Com as dívidas de Estado surgiu um sistema de crédito internacional que, frequentemente, no caso deste ou daquele povo, esconde uma das fontes da acumulação original. Assim, as vilanias do sistema de roubo veneziano formam uma das tais bases escondidas da riqueza de capital da Holanda, a quem a Veneza decadente emprestou grandes somas de dinheiro. Passou-se do mesmo modo entre a Holanda e a Inglaterra. Já no começo do século XVIII, as manufacturas da Holanda estavam de longe ultrapassadas e ela tinha deixado de ser a nação dominante no comércio e na indústria. Um dos seus principais negócios, de 1701-1776, foi, portanto, o empréstimo de capitais enormes, especialmente à sua poderosa concorrente: a Inglaterra. Algo de semelhante se passa hoje entre a Inglaterra e os Estados Unidos. Muito do capital que hoje entra nos Estados Unidos sem certidão de nascimento, ontem apenas era, em Inglaterra, sangue de crianças capitalizado.

Uma vez que a dívida de Estado tem o seu suporte nas receitas do Estado, que têm de cobrir os pagamentos anuais de juros, etc., o sistema de impostos moderno foi o complemento necessário do sistema dos empréstimos nacionais. Os empréstimos permitem ao governo acorrer a despesas extraordinárias, sem que o contribuinte o sinta de pronto, mas eles exigem, contudo, como consequência, impostos aumentados. Por outro lado, o aumento de impostos causado pela acumulação de dívidas contraídas uma após outra compele o governo a contrair sempre novos empréstimos para novas despesas extraordinárias. A fiscalidade moderna, de que os impostos sobre os meios de vida mais necessários formam o eixo de rotação (e, portanto, o encarecimento destes), traz, pois, em si própria, o germe da progressão automática. A sobretributação não é um incidente, mas antes princípio. Na Holanda, onde este sistema foi primeiramente inaugurado, o grande patriota De Witt celebrou-o, portanto, nas suas máximas[N217] como o melhor sistema para tomar o operário assalariado submisso, frugal, diligente e... sobrecarregado de trabalho. A influência destruidora que exerceu sobre a situação dos operários assalariados, importa-nos aqui, contudo, menos do que a expropriação pela violência, por ela condicionada, do camponês, do artesão, em suma: de todas as partes componentes da pequena classe média. Sobre isto não há duas opiniões, mesmo entre os economistas burgueses. A sua eficácia expropriadora é fortalecida ainda pelo sistema proteccionista, que é uma das suas partes integrantes.

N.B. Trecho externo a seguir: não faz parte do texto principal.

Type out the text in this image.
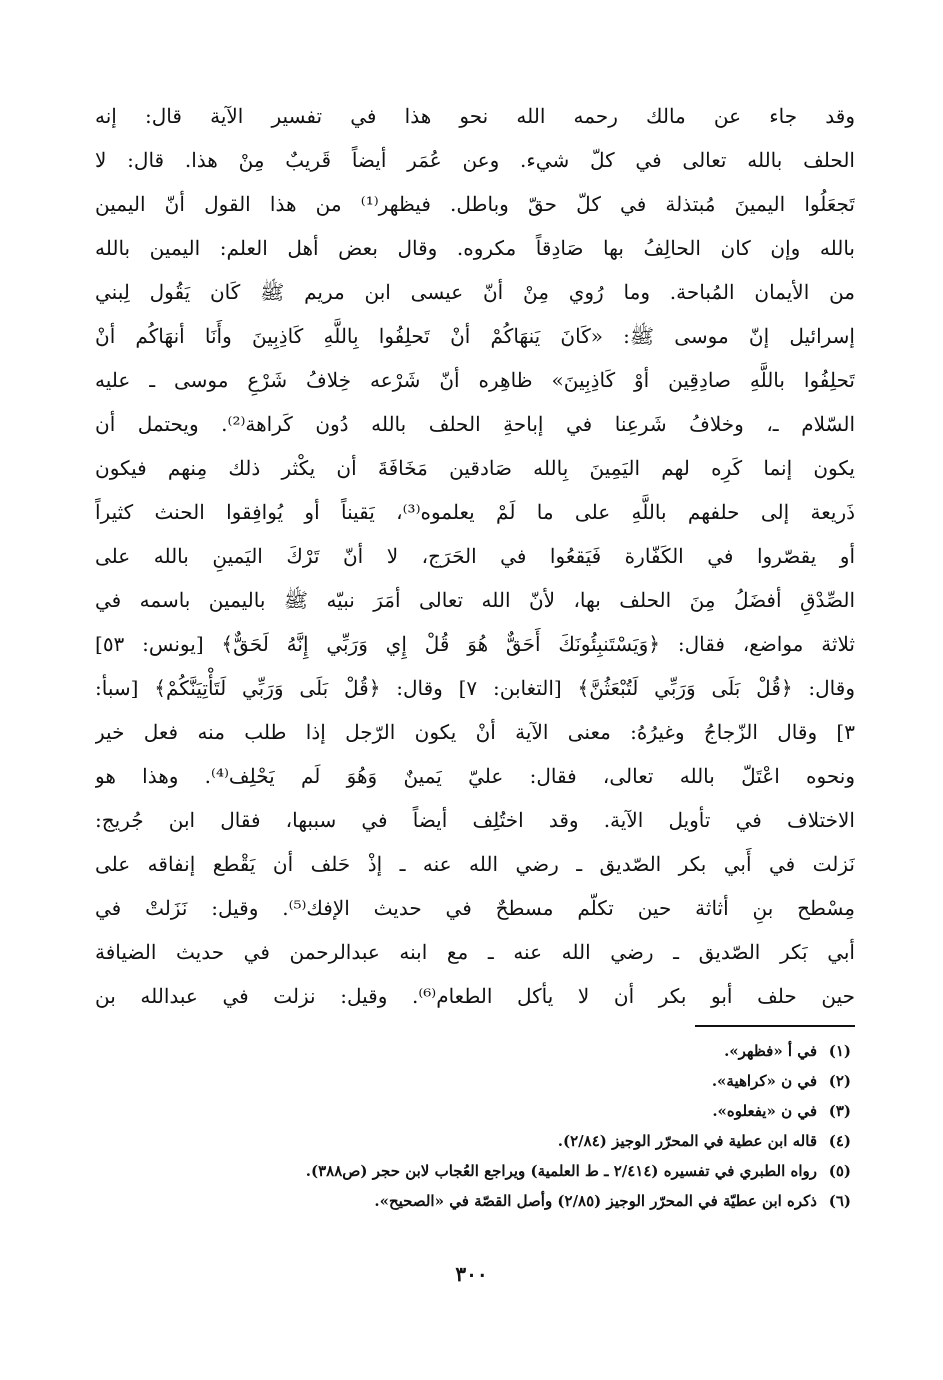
وقد جاء عن مالك رحمه الله نحو هذا في تفسير الآية قال: إنه
الحلف بالله تعالى في كلّ شيء. وعن عُمَر أيضاً قَريبٌ مِنْ هذا. قال: لا
تَجعَلُوا اليمينَ مُبتذلة في كلّ حقّ وباطل. فيظهر⁽¹⁾ من هذا القول أنّ اليمين
بالله وإن كان الحالِفُ بها صَادِقاً مكروه. وقال بعض أهل العلم: اليمين بالله
من الأيمان المُباحة. وما رُوي مِنْ أنّ عيسى ابن مريم ﷺ كَان يَقُول لِبني
إسرائيل إنّ موسى ﷺ: «كَانَ يَنهَاكُمْ أنْ تَحلِفُوا بِاللَّهِ كَاذِبِينَ وأَنَا أنهَاكُم أنْ
تَحلِفُوا باللَّهِ صادِقِين أوْ كَاذِبِينَ» ظاهِره أنّ شَرْعه خِلافُ شَرْعِ موسى ـ عليه
السّلام ـ، وخلافُ شَرعِنا في إباحةِ الحلف بالله دُون كَراهة⁽²⁾. ويحتمل أن
يكون إنما كَرِه لهم اليَمِينَ بِالله صَادقين مَخَافَةَ أن يكْثر ذلك مِنهم فيكون
ذَريعة إلى حلفهم باللَّهِ على ما لَمْ يعلموه⁽³⁾، يَقيناً أو يُوافِقوا الحنث كثيراً
أو يقصّروا في الكَفّارة فَيَقعُوا في الحَرَج، لا أنّ تَرْكَ اليَمينِ بالله على
الصِّدْقِ أفضَلُ مِنَ الحلف بها، لأنّ الله تعالى أمَرَ نبيّه ﷺ باليمين باسمه في
ثلاثة مواضع، فقال: ﴿وَيَسْتَنبِئُونَكَ أَحَقٌّ هُوَ قُلْ إِي وَرَبِّي إِنَّهُ لَحَقٌّ﴾ [يونس: ٥٣]
وقال: ﴿قُلْ بَلَى وَرَبِّي لَتُبْعَثُنَّ﴾ [التغابن: ٧] وقال: ﴿قُلْ بَلَى وَرَبِّي لَتَأْتِيَنَّكُمْ﴾ [سبأ:
٣] وقال الزّجاجُ وغيرُهُ: معنى الآية أنْ يكون الرّجل إذا طلب منه فعل خير
ونحوه اعْتَلّ بالله تعالى، فقال: عليّ يَمينٌ وَهُوَ لَم يَحْلِف⁽⁴⁾. وهذا هو
الاختلاف في تأويل الآية. وقد اختُلِف أيضاً في سببها، فقال ابن جُريج:
نَزلت في أَبي بكر الصّديق ـ رضي الله عنه ـ إذْ حَلف أن يَقْطع إنفاقه على
مِسْطح بنِ أثاثة حين تكلّم مسطحٌ في حديث الإفك⁽⁵⁾. وقيل: نَزَلتْ في
أبي بَكر الصّديق ـ رضي الله عنه ـ مع ابنه عبدالرحمن في حديث الضيافة
حين حلف أبو بكر أن لا يأكل الطعام⁽⁶⁾. وقيل: نزلت في عبدالله بن
(١)
في أ «فظهر».
(٢)
في ن «كراهية».
(٣)
في ن «يفعلوه».
(٤)
قاله ابن عطية في المحرّر الوجيز (٢/٨٤).
(٥)
رواه الطبري في تفسيره (٢/٤١٤ ـ ط العلمية) ويراجع العُجاب لابن حجر (ص٣٨٨).
(٦)
ذكره ابن عطيّة في المحرّر الوجيز (٢/٨٥) وأصل القصّة في «الصحيح».
٣٠٠
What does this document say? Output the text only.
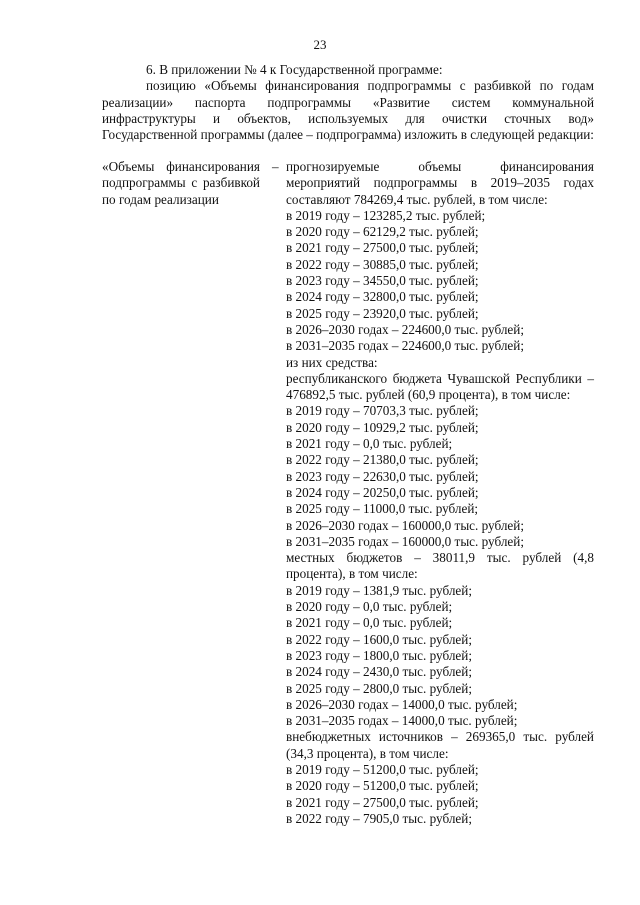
23

6. В приложении № 4 к Государственной программе:

позицию «Объемы финансирования подпрограммы с разбивкой по годам реализации» паспорта подпрограммы «Развитие систем коммунальной инфраструктуры и объектов, используемых для очистки сточных вод» Государственной программы (далее – подпрограмма) изложить в следующей редакции:

«Объемы финансирования подпрограммы с разбивкой по годам реализации
– прогнозируемые объемы финансирования мероприятий подпрограммы в 2019–2035 годах составляют 784269,4 тыс. рублей, в том числе:

в 2019 году – 123285,2 тыс. рублей;

в 2020 году – 62129,2 тыс. рублей;

в 2021 году – 27500,0 тыс. рублей;

в 2022 году – 30885,0 тыс. рублей;

в 2023 году – 34550,0 тыс. рублей;

в 2024 году – 32800,0 тыс. рублей;

в 2025 году – 23920,0 тыс. рублей;

в 2026–2030 годах – 224600,0 тыс. рублей;

в 2031–2035 годах – 224600,0 тыс. рублей;

из них средства:

республиканского бюджета Чувашской Республики – 476892,5 тыс. рублей (60,9 процента), в том числе:

в 2019 году – 70703,3 тыс. рублей;

в 2020 году – 10929,2 тыс. рублей;

в 2021 году – 0,0 тыс. рублей;

в 2022 году – 21380,0 тыс. рублей;

в 2023 году – 22630,0 тыс. рублей;

в 2024 году – 20250,0 тыс. рублей;

в 2025 году – 11000,0 тыс. рублей;

в 2026–2030 годах – 160000,0 тыс. рублей;

в 2031–2035 годах – 160000,0 тыс. рублей;

местных бюджетов – 38011,9 тыс. рублей (4,8 процента), в том числе:

в 2019 году – 1381,9 тыс. рублей;

в 2020 году – 0,0 тыс. рублей;

в 2021 году – 0,0 тыс. рублей;

в 2022 году – 1600,0 тыс. рублей;

в 2023 году – 1800,0 тыс. рублей;

в 2024 году – 2430,0 тыс. рублей;

в 2025 году – 2800,0 тыс. рублей;

в 2026–2030 годах – 14000,0 тыс. рублей;

в 2031–2035 годах – 14000,0 тыс. рублей;

внебюджетных источников – 269365,0 тыс. рублей (34,3 процента), в том числе:

в 2019 году – 51200,0 тыс. рублей;

в 2020 году – 51200,0 тыс. рублей;

в 2021 году – 27500,0 тыс. рублей;

в 2022 году – 7905,0 тыс. рублей;
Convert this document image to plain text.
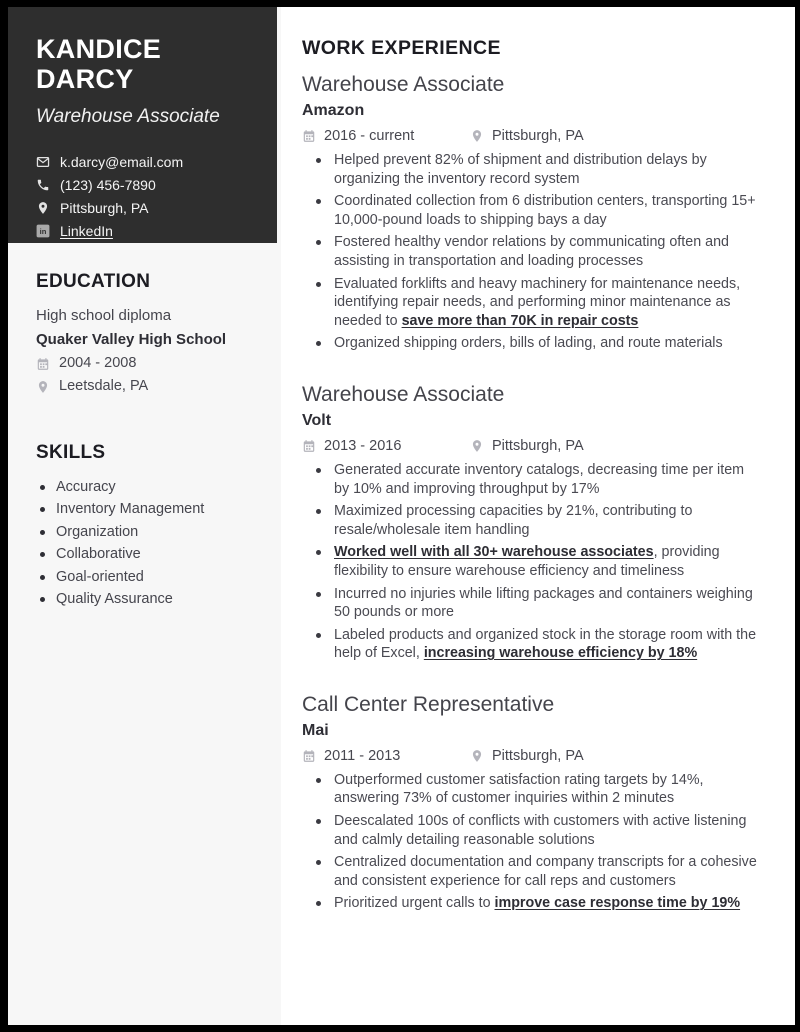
KANDICE DARCY
Warehouse Associate
k.darcy@email.com
(123) 456-7890
Pittsburgh, PA
in LinkedIn
EDUCATION
High school diploma
Quaker Valley High School
2004 - 2008
Leetsdale, PA
SKILLS
Accuracy
Inventory Management
Organization
Collaborative
Goal-oriented
Quality Assurance
WORK EXPERIENCE
Warehouse Associate
Amazon
2016 - current	Pittsburgh, PA
Helped prevent 82% of shipment and distribution delays by organizing the inventory record system
Coordinated collection from 6 distribution centers, transporting 15+ 10,000-pound loads to shipping bays a day
Fostered healthy vendor relations by communicating often and assisting in transportation and loading processes
Evaluated forklifts and heavy machinery for maintenance needs, identifying repair needs, and performing minor maintenance as needed to save more than 70K in repair costs
Organized shipping orders, bills of lading, and route materials
Warehouse Associate
Volt
2013 - 2016	Pittsburgh, PA
Generated accurate inventory catalogs, decreasing time per item by 10% and improving throughput by 17%
Maximized processing capacities by 21%, contributing to resale/wholesale item handling
Worked well with all 30+ warehouse associates, providing flexibility to ensure warehouse efficiency and timeliness
Incurred no injuries while lifting packages and containers weighing 50 pounds or more
Labeled products and organized stock in the storage room with the help of Excel, increasing warehouse efficiency by 18%
Call Center Representative
Mai
2011 - 2013	Pittsburgh, PA
Outperformed customer satisfaction rating targets by 14%, answering 73% of customer inquiries within 2 minutes
Deescalated 100s of conflicts with customers with active listening and calmly detailing reasonable solutions
Centralized documentation and company transcripts for a cohesive and consistent experience for call reps and customers
Prioritized urgent calls to improve case response time by 19%
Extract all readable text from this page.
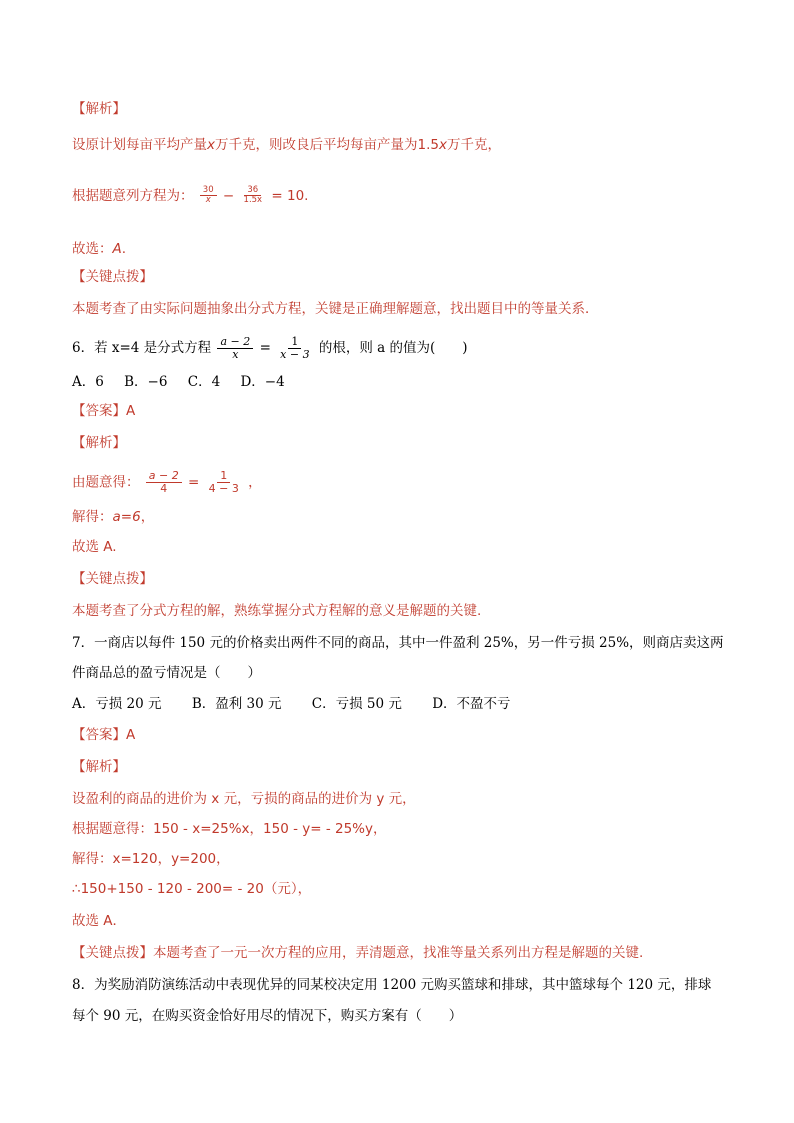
【解析】
设原计划每亩平均产量x万千克，则改良后平均每亩产量为1.5x万千克，
根据题意列方程为： $\frac{30}{x} - \frac{36}{1.5x} = 10$.
故选：A.
【关键点拨】
本题考查了由实际问题抽象出分式方程，关键是正确理解题意，找出题目中的等量关系．
6．若 x=4 是分式方程 $\frac{a - 2}{x} = \frac{1}{x - 3}$ 的根，则 a 的值为(　　)
A．6 B．−6 C．4 D．−4
【答案】A
【解析】
由题意得： $\frac{a - 2}{4} = \frac{1}{4 - 3}$ ，
解得：a=6，
故选 A.
【关键点拨】
本题考查了分式方程的解，熟练掌握分式方程解的意义是解题的关键.
7．一商店以每件 150 元的价格卖出两件不同的商品，其中一件盈利 25%，另一件亏损 25%，则商店卖这两
件商品总的盈亏情况是（　　）
A．亏损 20 元 B．盈利 30 元 C．亏损 50 元 D．不盈不亏
【答案】A
【解析】
设盈利的商品的进价为 x 元，亏损的商品的进价为 y 元，
根据题意得：150 - x=25%x，150 - y= - 25%y，
解得：x=120，y=200，
∴150+150 - 120 - 200= - 20（元），
故选 A．
【关键点拨】本题考查了一元一次方程的应用，弄清题意，找准等量关系列出方程是解题的关键.
8．为奖励消防演练活动中表现优异的同某校决定用 1200 元购买篮球和排球，其中篮球每个 120 元，排球
每个 90 元，在购买资金恰好用尽的情况下，购买方案有（　　）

A grande quota-parte que cabe à dívida pública, e ao sistema fiscal que lhe corresponde, na capitalização da riqueza e na expropriação das massas, levou um conjunto de escritores — como Cobbett, Doubleday e outros — a procurar aí, sem razão, a causa fundamental da miséria dos povos modernos.

O sistema proteccionista foi um meio artificial de fabricar fabricantes, de expropriar operários independentes, de capitalizar os meios de vida e de produção nacionais, de encurtar violentamente a transição do antigo modo de produção para o moderno. Os Estados europeus disputaram-se a patente desta invenção e, uma vez entrados ao serviço do realizador de mais-valia [Plusmacher], extorquiram para esse efeito, não só o próprio povo, indirectamente através de direitos proteccionistas, directamente através de prémios de exportação, etc. Nos países vizinhos dependentes, toda a indústria foi violentamente surribada, como, p. ex., a manufactura da lã irlandesa pela Inglaterra. No continente europeu, segundo o exemplo de Colbert, o processo foi ainda mais simplificado. O capital original do industrial emanou aí em parte directamente do Tesouro do Estado.

«Porquê», exclama Mirabeau, «ir procurar tão longe a causa [...] do brilho manufactureiro do Saxe antes da guerra? Cento e oitenta milhões de dívidas contraídas pelos soberanos!»(244)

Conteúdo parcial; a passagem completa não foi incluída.